Мне важно, чтобы фильмы по-настоящему увлекали людей и давали надежду, а не отбирали ее. Чтобы после фильма человек хотя бы на мгновение ощутил в душе что-то светлое. Хотя бы на несколько секунд. И чтобы он почувствовал, что жизнь, несмотря ни на что, прекрасна. Иногда счастье могут дарить даже очень тяжелые фильмы. «Головокружение» Альфреда Хичкока, «Список Шиндлера» Стивена Спилберга, «Охота» Томаса Витенберга дарят мне такие светлые впечатления, или, скажем, «Рассекая волны» Ларса фон Триера.
Если бы мне сейчас выпало снимать «Змеиный источник», вряд ли я смог бы это сделать. В середине девяностых я очень остро чувствовал жизнь небольших городков, я бродил по этим улочкам, сталкивался с этими людьми. Я существовал в точно такой среде, которая на экране, быть может, подана несколько преувеличенно и шаржированно, но для меня она абсолютно узнаваема. Мы снимали «Змеиный источник» в обычном подмосковном городке, в обычных интерьерах жителей. Ничего специально не приукрашивали и не очерняли. Для меня это была история опьяняющей и ядовитой силы бесконтрольной власти, рассказанная в хорошо знакомых мне декорациях и обстоятельствах. Никита Сергеевич Михалков позже назвал эту работу примером новой бездуховности российского кино. Считаю, имел право, и это не повлияло на наши дальнейшие взаимоотношения с ним. У меня с Михалковым другие ассоциации: в девяностые я впервые посмотрел «Утомленные солнцем», и эта картина произвела на меня невероятное впечатление. Все российское кино в то время было мрачным и депрессивным, на фоне него картина Михалкова просто потрясла меня. Помню, как я возвращал кассету с ней в видеопрокат, и меня спросили: «Ты знаешь, что этому фильму сегодня ночью дали „Оскар“?». Я ощутил прилив такого абсолютного счастья, который, кажется, не испытывал потом, получая любую из своих наград.
***
Да, я слышал, что в начале нулевых на Западе про меня говорили «Русский Хичкок». Тут два момента: первый — лестный, ибо я очень люблю Хичкока, второй — вполне заземленный, ибо я вменяемый человек. И понимаю разницу между собой и им, величайшим из кинематографических гениев. Но всегда приятно, когда сравнивают с Хичкоком или со Спилбергом, а не с «тютькиным».

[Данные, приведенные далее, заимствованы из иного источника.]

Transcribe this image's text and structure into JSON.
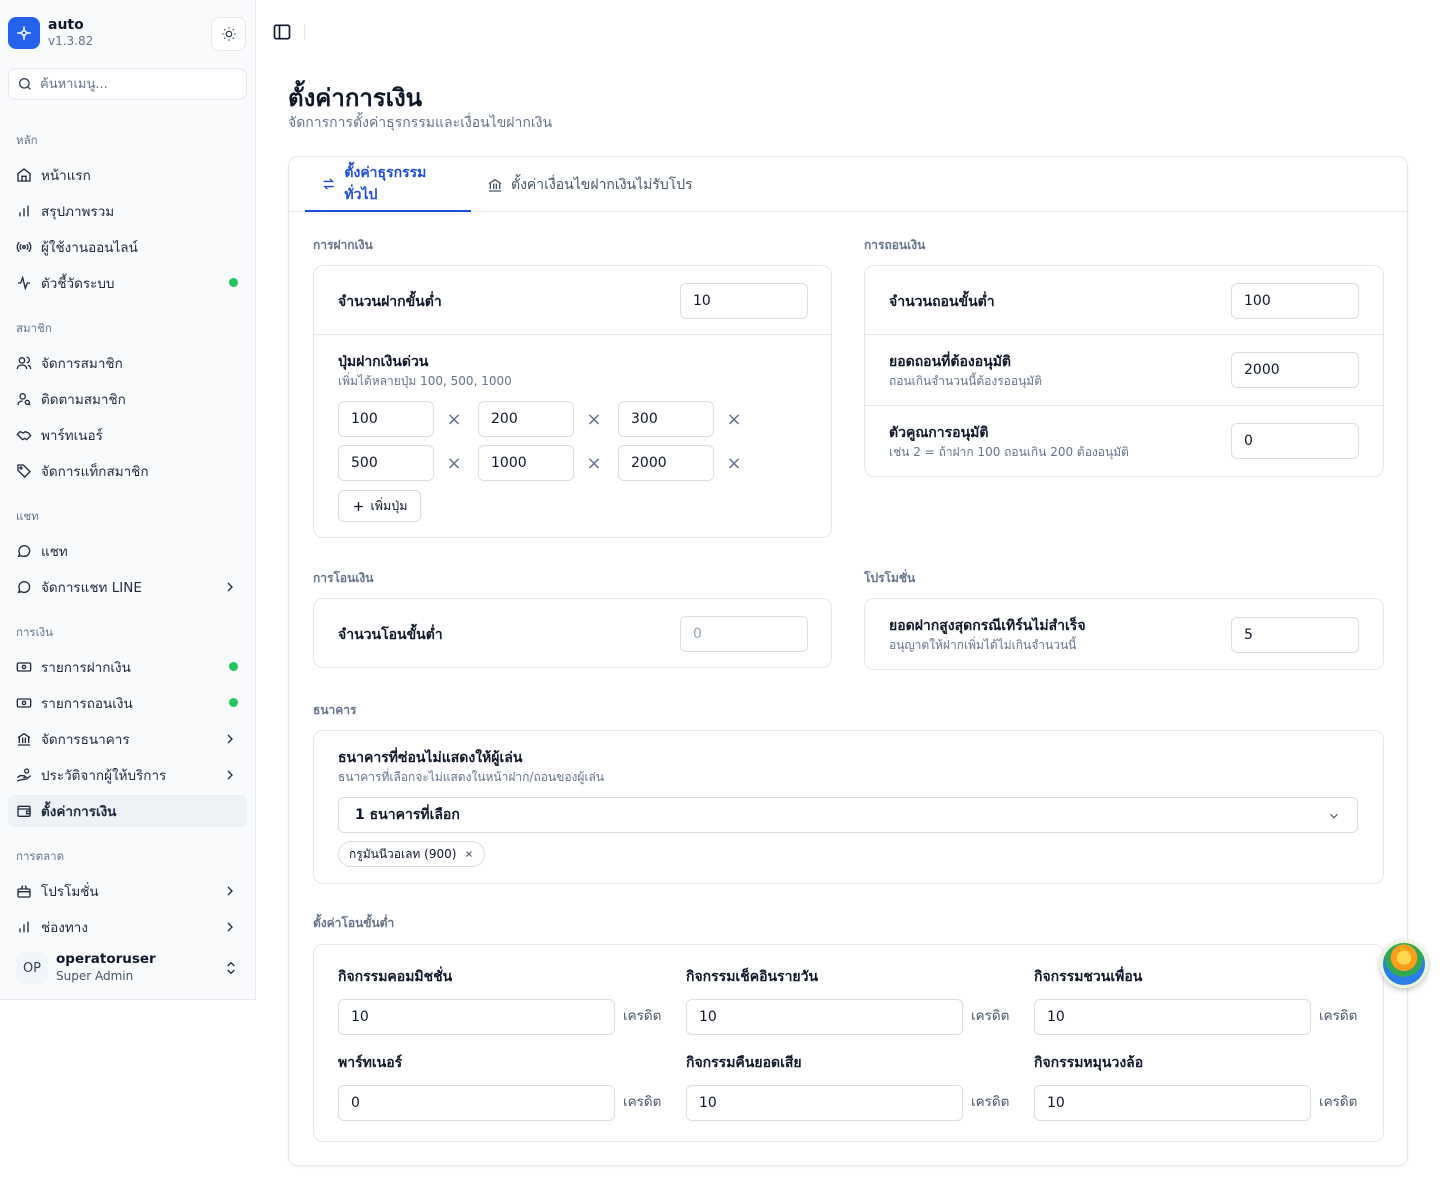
{
  "app": {
    "name": "auto",
    "version": "v1.3.82"
  },
  "search": {
    "placeholder": "ค้นหาเมนู..."
  },
  "sidebar": {
    "groups": {
      "main": "หลัก",
      "members": "สมาชิก",
      "chat": "แชท",
      "finance": "การเงิน",
      "marketing": "การตลาด"
    },
    "items": {
      "home": "หน้าแรก",
      "overview": "สรุปภาพรวม",
      "online_users": "ผู้ใช้งานออนไลน์",
      "system_metrics": "ตัวชี้วัดระบบ",
      "manage_members": "จัดการสมาชิก",
      "track_members": "ติดตามสมาชิก",
      "partners": "พาร์ทเนอร์",
      "member_tags": "จัดการแท็กสมาชิก",
      "chat": "แชท",
      "line_chat": "จัดการแชท LINE",
      "deposits": "รายการฝากเงิน",
      "withdrawals": "รายการถอนเงิน",
      "banks": "จัดการธนาคาร",
      "provider_history": "ประวัติจากผู้ให้บริการ",
      "finance_settings": "ตั้งค่าการเงิน",
      "promotions": "โปรโมชั่น",
      "channels": "ช่องทาง"
    },
    "user": {
      "initials": "OP",
      "name": "operatoruser",
      "role": "Super Admin"
    }
  },
  "page": {
    "title": "ตั้งค่าการเงิน",
    "subtitle": "จัดการการตั้งค่าธุรกรรมและเงื่อนไขฝากเงิน"
  },
  "tabs": {
    "general": "ตั้งค่าธุรกรรมทั่วไป",
    "nonpromo": "ตั้งค่าเงื่อนไขฝากเงินไม่รับโปร"
  },
  "deposit": {
    "section": "การฝากเงิน",
    "min_label": "จำนวนฝากขั้นต่ำ",
    "min_value": "10",
    "quick_label": "ปุ่มฝากเงินด่วน",
    "quick_hint": "เพิ่มได้หลายปุ่ม 100, 500, 1000",
    "quick_values": [
      "100",
      "200",
      "300",
      "500",
      "1000",
      "2000"
    ],
    "add_button": "เพิ่มปุ่ม"
  },
  "withdraw": {
    "section": "การถอนเงิน",
    "min_label": "จำนวนถอนขั้นต่ำ",
    "min_value": "100",
    "approve_label": "ยอดถอนที่ต้องอนุมัติ",
    "approve_hint": "ถอนเกินจำนวนนี้ต้องรออนุมัติ",
    "approve_value": "2000",
    "multiplier_label": "ตัวคูณการอนุมัติ",
    "multiplier_hint": "เช่น 2 = ถ้าฝาก 100 ถอนเกิน 200 ต้องอนุมัติ",
    "multiplier_value": "0"
  },
  "transfer": {
    "section": "การโอนเงิน",
    "min_label": "จำนวนโอนขั้นต่ำ",
    "min_placeholder": "0"
  },
  "promotion": {
    "section": "โปรโมชั่น",
    "max_label": "ยอดฝากสูงสุดกรณีเทิร์นไม่สำเร็จ",
    "max_hint": "อนุญาตให้ฝากเพิ่มได้ไม่เกินจำนวนนี้",
    "max_value": "5"
  },
  "bank": {
    "section": "ธนาคาร",
    "hidden_label": "ธนาคารที่ซ่อนไม่แสดงให้ผู้เล่น",
    "hidden_hint": "ธนาคารที่เลือกจะไม่แสดงในหน้าฝาก/ถอนของผู้เล่น",
    "select_value": "1 ธนาคารที่เลือก",
    "chip": "กรูมันนีวอเลท (900)"
  },
  "min_transfer": {
    "section": "ตั้งค่าโอนขั้นต่ำ",
    "unit": "เครดิต",
    "fields": [
      {
        "label": "กิจกรรมคอมมิชชั่น",
        "value": "10"
      },
      {
        "label": "กิจกรรมเช็คอินรายวัน",
        "value": "10"
      },
      {
        "label": "กิจกรรมชวนเพื่อน",
        "value": "10"
      },
      {
        "label": "พาร์ทเนอร์",
        "value": "0"
      },
      {
        "label": "กิจกรรมคืนยอดเสีย",
        "value": "10"
      },
      {
        "label": "กิจกรรมหมุนวงล้อ",
        "value": "10"
      }
    ]
  },
  "colors": {
    "accent": "#1d4ed8",
    "brand": "#2563eb",
    "status_dot": "#22c55e"
  }
}
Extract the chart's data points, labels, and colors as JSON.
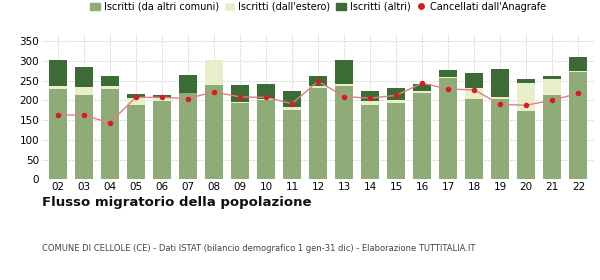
{
  "years": [
    "02",
    "03",
    "04",
    "05",
    "06",
    "07",
    "08",
    "09",
    "10",
    "11",
    "12",
    "13",
    "14",
    "15",
    "16",
    "17",
    "18",
    "19",
    "20",
    "21",
    "22"
  ],
  "iscritti_comuni": [
    228,
    213,
    228,
    188,
    198,
    218,
    240,
    193,
    200,
    175,
    233,
    238,
    188,
    193,
    218,
    258,
    203,
    203,
    173,
    213,
    273
  ],
  "iscritti_estero": [
    8,
    22,
    8,
    18,
    8,
    2,
    62,
    2,
    5,
    8,
    5,
    5,
    10,
    8,
    5,
    2,
    28,
    5,
    72,
    42,
    3
  ],
  "iscritti_altri": [
    67,
    50,
    25,
    10,
    8,
    45,
    0,
    45,
    38,
    42,
    25,
    60,
    25,
    30,
    18,
    18,
    38,
    72,
    10,
    8,
    35
  ],
  "cancellati": [
    163,
    163,
    143,
    208,
    208,
    205,
    222,
    209,
    208,
    192,
    249,
    210,
    206,
    213,
    244,
    229,
    227,
    190,
    188,
    201,
    218
  ],
  "color_comuni": "#8fac78",
  "color_estero": "#e8eecc",
  "color_altri": "#3d6b35",
  "color_cancellati": "#cc2222",
  "color_line": "#e08080",
  "title": "Flusso migratorio della popolazione",
  "subtitle": "COMUNE DI CELLOLE (CE) - Dati ISTAT (bilancio demografico 1 gen-31 dic) - Elaborazione TUTTITALIA.IT",
  "legend_labels": [
    "Iscritti (da altri comuni)",
    "Iscritti (dall'estero)",
    "Iscritti (altri)",
    "Cancellati dall'Anagrafe"
  ],
  "ylim": [
    0,
    370
  ],
  "yticks": [
    0,
    50,
    100,
    150,
    200,
    250,
    300,
    350
  ],
  "bg_color": "#ffffff",
  "grid_color": "#d0d0d0"
}
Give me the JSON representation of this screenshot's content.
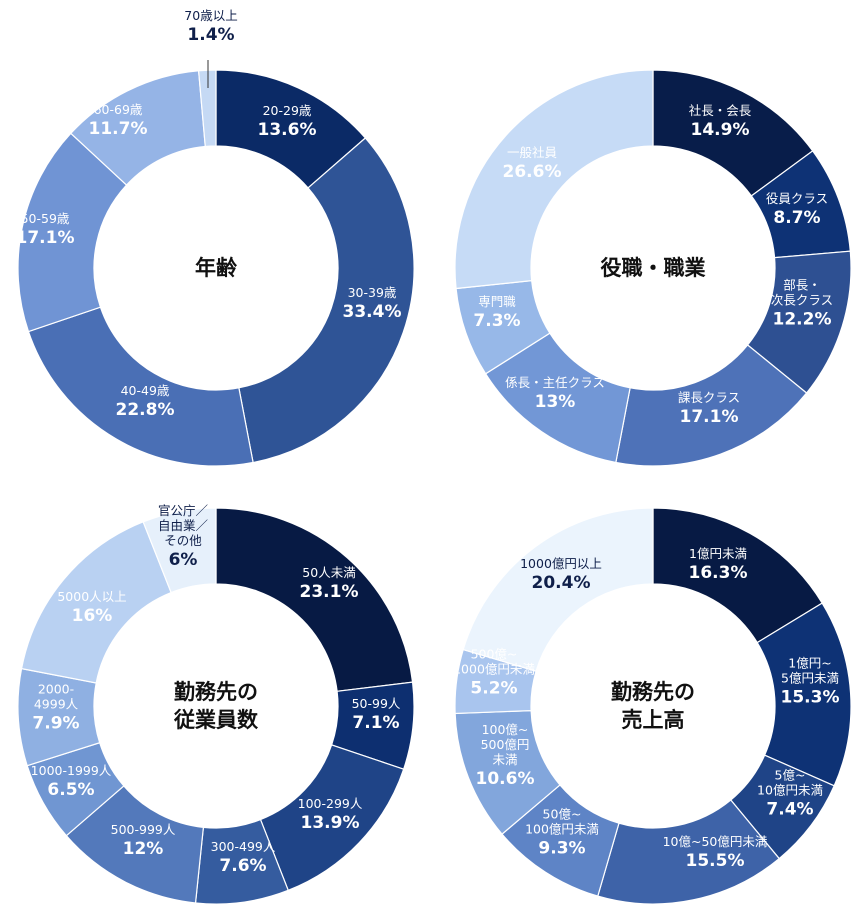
{
  "chart_data": [
    {
      "type": "pie",
      "title": "年齢",
      "title_lines": [
        "年齢"
      ],
      "categories": [
        "20-29歳",
        "30-39歳",
        "40-49歳",
        "50-59歳",
        "60-69歳",
        "70歳以上"
      ],
      "values": [
        13.6,
        33.4,
        22.8,
        17.1,
        11.7,
        1.4
      ],
      "labels": [
        {
          "name": [
            "20-29歳"
          ],
          "value": "13.6%"
        },
        {
          "name": [
            "30-39歳"
          ],
          "value": "33.4%"
        },
        {
          "name": [
            "40-49歳"
          ],
          "value": "22.8%"
        },
        {
          "name": [
            "50-59歳"
          ],
          "value": "17.1%"
        },
        {
          "name": [
            "60-69歳"
          ],
          "value": "11.7%"
        },
        {
          "name": [
            "70歳以上"
          ],
          "value": "1.4%"
        }
      ],
      "colors": [
        "#0b2a66",
        "#2f5496",
        "#4a6fb5",
        "#7094d4",
        "#95b4e6",
        "#c5d9f4"
      ]
    },
    {
      "type": "pie",
      "title": "役職・職業",
      "title_lines": [
        "役職・職業"
      ],
      "categories": [
        "社長・会長",
        "役員クラス",
        "部長・次長クラス",
        "課長クラス",
        "係長・主任クラス",
        "専門職",
        "一般社員"
      ],
      "values": [
        14.9,
        8.7,
        12.2,
        17.1,
        13,
        7.3,
        26.6
      ],
      "labels": [
        {
          "name": [
            "社長・会長"
          ],
          "value": "14.9%"
        },
        {
          "name": [
            "役員クラス"
          ],
          "value": "8.7%"
        },
        {
          "name": [
            "部長・",
            "次長クラス"
          ],
          "value": "12.2%"
        },
        {
          "name": [
            "課長クラス"
          ],
          "value": "17.1%"
        },
        {
          "name": [
            "係長・主任クラス"
          ],
          "value": "13%"
        },
        {
          "name": [
            "専門職"
          ],
          "value": "7.3%"
        },
        {
          "name": [
            "一般社員"
          ],
          "value": "26.6%"
        }
      ],
      "colors": [
        "#081d4a",
        "#0e3275",
        "#2e5092",
        "#4e72b8",
        "#7297d6",
        "#97b8e8",
        "#c6dbf6"
      ]
    },
    {
      "type": "pie",
      "title": "勤務先の従業員数",
      "title_lines": [
        "勤務先の",
        "従業員数"
      ],
      "categories": [
        "50人未満",
        "50-99人",
        "100-299人",
        "300-499人",
        "500-999人",
        "1000-1999人",
        "2000-4999人",
        "5000人以上",
        "官公庁／自由業／その他"
      ],
      "values": [
        23.1,
        7.1,
        13.9,
        7.6,
        12,
        6.5,
        7.9,
        16,
        6
      ],
      "labels": [
        {
          "name": [
            "50人未満"
          ],
          "value": "23.1%"
        },
        {
          "name": [
            "50-99人"
          ],
          "value": "7.1%"
        },
        {
          "name": [
            "100-299人"
          ],
          "value": "13.9%"
        },
        {
          "name": [
            "300-499人"
          ],
          "value": "7.6%"
        },
        {
          "name": [
            "500-999人"
          ],
          "value": "12%"
        },
        {
          "name": [
            "1000-1999人"
          ],
          "value": "6.5%"
        },
        {
          "name": [
            "2000-",
            "4999人"
          ],
          "value": "7.9%"
        },
        {
          "name": [
            "5000人以上"
          ],
          "value": "16%"
        },
        {
          "name": [
            "官公庁／",
            "自由業／",
            "その他"
          ],
          "value": "6%"
        }
      ],
      "colors": [
        "#071a44",
        "#0d2f70",
        "#1f4487",
        "#355c9f",
        "#5379bb",
        "#7096d2",
        "#8fb0e2",
        "#b9d1f2",
        "#e6f0fb"
      ]
    },
    {
      "type": "pie",
      "title": "勤務先の売上高",
      "title_lines": [
        "勤務先の",
        "売上高"
      ],
      "categories": [
        "1億円未満",
        "1億円~5億円未満",
        "5億~10億円未満",
        "10億~50億円未満",
        "50億~100億円未満",
        "100億~500億円未満",
        "500億~1000億円未満",
        "1000億円以上"
      ],
      "values": [
        16.3,
        15.3,
        7.4,
        15.5,
        9.3,
        10.6,
        5.2,
        20.4
      ],
      "labels": [
        {
          "name": [
            "1億円未満"
          ],
          "value": "16.3%"
        },
        {
          "name": [
            "1億円~",
            "5億円未満"
          ],
          "value": "15.3%"
        },
        {
          "name": [
            "5億~",
            "10億円未満"
          ],
          "value": "7.4%"
        },
        {
          "name": [
            "10億~50億円未満"
          ],
          "value": "15.5%"
        },
        {
          "name": [
            "50億~",
            "100億円未満"
          ],
          "value": "9.3%"
        },
        {
          "name": [
            "100億~",
            "500億円",
            "未満"
          ],
          "value": "10.6%"
        },
        {
          "name": [
            "500億~",
            "1000億円未満"
          ],
          "value": "5.2%"
        },
        {
          "name": [
            "1000億円以上"
          ],
          "value": "20.4%"
        }
      ],
      "colors": [
        "#071a44",
        "#0e3275",
        "#1f4487",
        "#3e63a8",
        "#5e84c6",
        "#82a6dc",
        "#a9c5ee",
        "#ebf4fd"
      ]
    }
  ]
}
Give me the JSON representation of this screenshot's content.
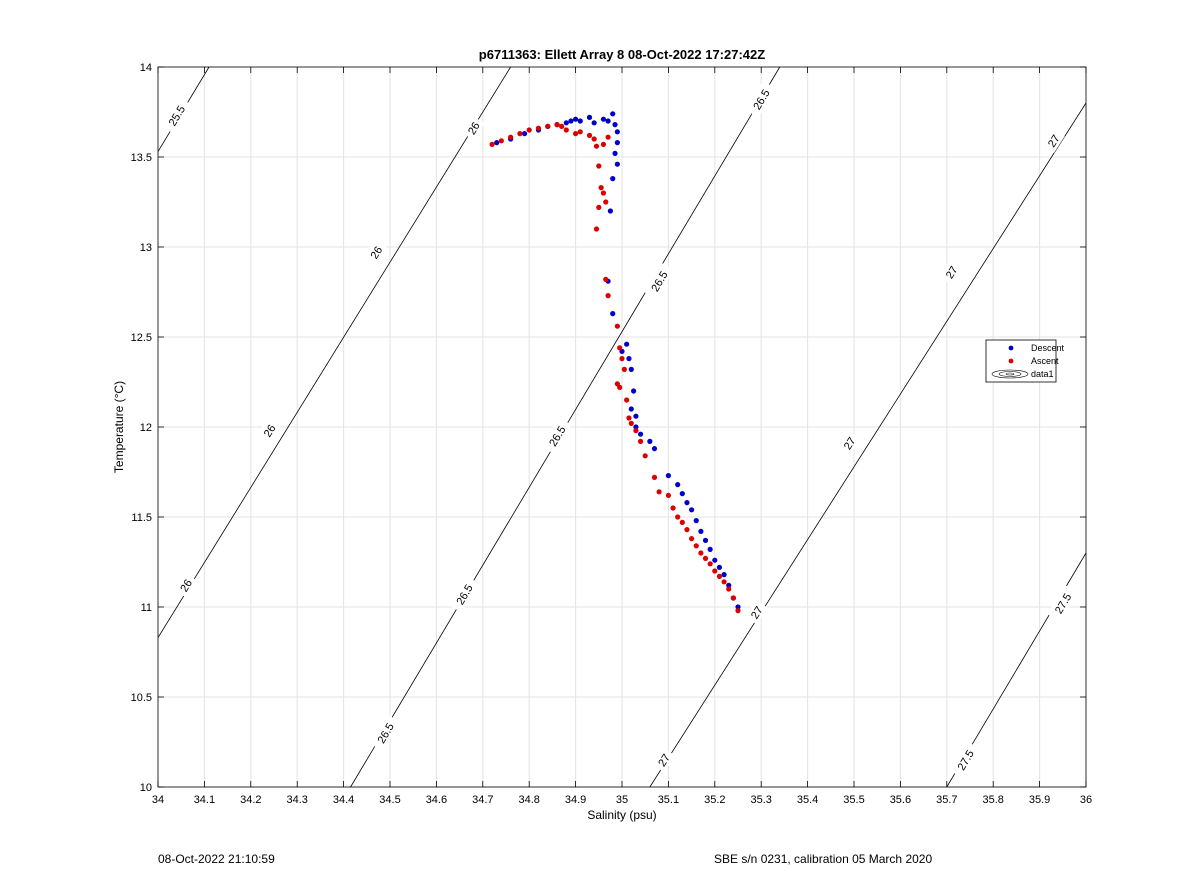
{
  "chart_data": {
    "type": "scatter",
    "title": "p6711363: Ellett Array 8 08-Oct-2022 17:27:42Z",
    "xlabel": "Salinity (psu)",
    "ylabel": "Temperature (°C)",
    "xlim": [
      34,
      36
    ],
    "ylim": [
      10,
      14
    ],
    "xticks": [
      "34",
      "34.1",
      "34.2",
      "34.3",
      "34.4",
      "34.5",
      "34.6",
      "34.7",
      "34.8",
      "34.9",
      "35",
      "35.1",
      "35.2",
      "35.3",
      "35.4",
      "35.5",
      "35.6",
      "35.7",
      "35.8",
      "35.9",
      "36"
    ],
    "yticks": [
      "10",
      "10.5",
      "11",
      "11.5",
      "12",
      "12.5",
      "13",
      "13.5",
      "14"
    ],
    "grid": true,
    "legend": {
      "position": "right",
      "entries": [
        {
          "name": "Descent",
          "color": "#0000cc"
        },
        {
          "name": "Ascent",
          "color": "#dd0000"
        },
        {
          "name": "data1",
          "color": "#000000"
        }
      ]
    },
    "contours": [
      {
        "label": "25.5",
        "start": [
          34.0,
          13.53
        ],
        "end": [
          34.11,
          14.0
        ],
        "labels_at": [
          [
            34.04,
            13.73
          ]
        ]
      },
      {
        "label": "26",
        "start": [
          34.0,
          10.83
        ],
        "end": [
          34.76,
          14.0
        ],
        "labels_at": [
          [
            34.06,
            11.12
          ],
          [
            34.24,
            11.98
          ],
          [
            34.47,
            12.97
          ],
          [
            34.68,
            13.66
          ]
        ]
      },
      {
        "label": "26.5",
        "start": [
          34.415,
          10.0
        ],
        "end": [
          35.34,
          14.0
        ],
        "labels_at": [
          [
            34.49,
            10.3
          ],
          [
            34.66,
            11.07
          ],
          [
            34.86,
            11.95
          ],
          [
            35.08,
            12.81
          ],
          [
            35.3,
            13.82
          ]
        ]
      },
      {
        "label": "27",
        "start": [
          35.06,
          10.0
        ],
        "end": [
          36.0,
          13.8
        ],
        "labels_at": [
          [
            35.09,
            10.15
          ],
          [
            35.29,
            10.97
          ],
          [
            35.49,
            11.91
          ],
          [
            35.71,
            12.86
          ],
          [
            35.93,
            13.59
          ]
        ]
      },
      {
        "label": "27.5",
        "start": [
          35.7,
          10.0
        ],
        "end": [
          36.0,
          11.3
        ],
        "labels_at": [
          [
            35.74,
            10.15
          ],
          [
            35.95,
            11.02
          ]
        ]
      }
    ],
    "series": [
      {
        "name": "Descent",
        "color": "#0000cc",
        "x": [
          34.73,
          34.76,
          34.79,
          34.82,
          34.84,
          34.86,
          34.88,
          34.89,
          34.9,
          34.91,
          34.93,
          34.94,
          34.96,
          34.97,
          34.98,
          34.985,
          34.99,
          34.99,
          34.985,
          34.99,
          34.98,
          34.975,
          34.97,
          34.98,
          35.0,
          35.01,
          35.015,
          35.02,
          35.025,
          35.02,
          35.03,
          35.03,
          35.04,
          35.06,
          35.07,
          35.1,
          35.12,
          35.13,
          35.14,
          35.15,
          35.16,
          35.17,
          35.18,
          35.19,
          35.2,
          35.21,
          35.22,
          35.23,
          35.24,
          35.25
        ],
        "y": [
          13.58,
          13.6,
          13.63,
          13.65,
          13.67,
          13.68,
          13.69,
          13.7,
          13.71,
          13.7,
          13.72,
          13.69,
          13.71,
          13.7,
          13.74,
          13.68,
          13.64,
          13.58,
          13.52,
          13.46,
          13.38,
          13.2,
          12.81,
          12.63,
          12.42,
          12.46,
          12.38,
          12.32,
          12.2,
          12.1,
          12.06,
          12.0,
          11.96,
          11.92,
          11.88,
          11.73,
          11.68,
          11.63,
          11.58,
          11.54,
          11.48,
          11.42,
          11.37,
          11.32,
          11.26,
          11.22,
          11.18,
          11.12,
          11.05,
          11.0
        ]
      },
      {
        "name": "Ascent",
        "color": "#dd0000",
        "x": [
          34.72,
          34.74,
          34.76,
          34.78,
          34.8,
          34.82,
          34.84,
          34.86,
          34.87,
          34.88,
          34.9,
          34.91,
          34.93,
          34.94,
          34.945,
          34.95,
          34.955,
          34.96,
          34.965,
          34.945,
          34.95,
          34.96,
          34.97,
          34.965,
          34.97,
          34.99,
          34.995,
          35.0,
          35.005,
          34.99,
          34.995,
          35.01,
          35.015,
          35.02,
          35.03,
          35.04,
          35.05,
          35.07,
          35.08,
          35.1,
          35.11,
          35.12,
          35.13,
          35.14,
          35.15,
          35.16,
          35.17,
          35.18,
          35.19,
          35.2,
          35.21,
          35.22,
          35.23,
          35.24,
          35.25
        ],
        "y": [
          13.57,
          13.59,
          13.61,
          13.63,
          13.65,
          13.66,
          13.67,
          13.68,
          13.67,
          13.65,
          13.63,
          13.64,
          13.62,
          13.6,
          13.56,
          13.45,
          13.33,
          13.3,
          13.25,
          13.1,
          13.22,
          13.57,
          13.61,
          12.82,
          12.73,
          12.56,
          12.44,
          12.38,
          12.32,
          12.24,
          12.22,
          12.15,
          12.05,
          12.02,
          11.98,
          11.92,
          11.84,
          11.72,
          11.64,
          11.62,
          11.55,
          11.5,
          11.47,
          11.43,
          11.38,
          11.34,
          11.3,
          11.27,
          11.24,
          11.2,
          11.17,
          11.14,
          11.1,
          11.05,
          10.98
        ]
      }
    ]
  },
  "footer": {
    "timestamp": "08-Oct-2022 21:10:59",
    "calibration": "SBE s/n 0231, calibration 05 March 2020"
  },
  "colors": {
    "grid": "#e3e3e3",
    "axis": "#000000",
    "contour": "#000000"
  }
}
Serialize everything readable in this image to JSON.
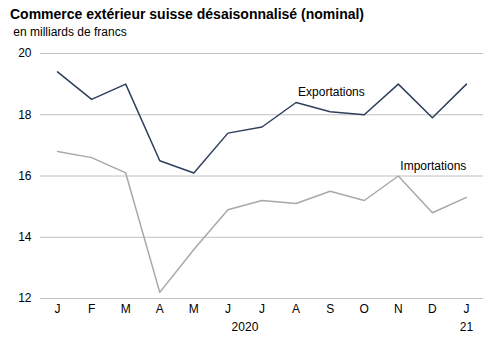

Мне кажется очень большой ошибкой считать, что Хичкок — мрачный. Напряженный, да. Но не мрачный! Он великий моралист и выдающийся художник. «Психоз», возможно, выделяется темными тонами, да и то — в приемлемых пропорциях. Остальные хичкоковские картины, скорее, драматичные. Мне никогда не хотелось делиться со зрителем своими депрессиями — мир вокруг и так достаточно жЕсток, а то и жестОк. И нужно иметь большую внутреннюю уверенность, что, рассказывая историю, ты не сделаешь хуже или беспросветнее жизнь человека, который придет в кинотеатр. Скажем, какое откровение в том, что мы все умрем? Лучше подумать, как выжить в тяжелых ситуациях и сохранить в себе веру и человеческое достоинство.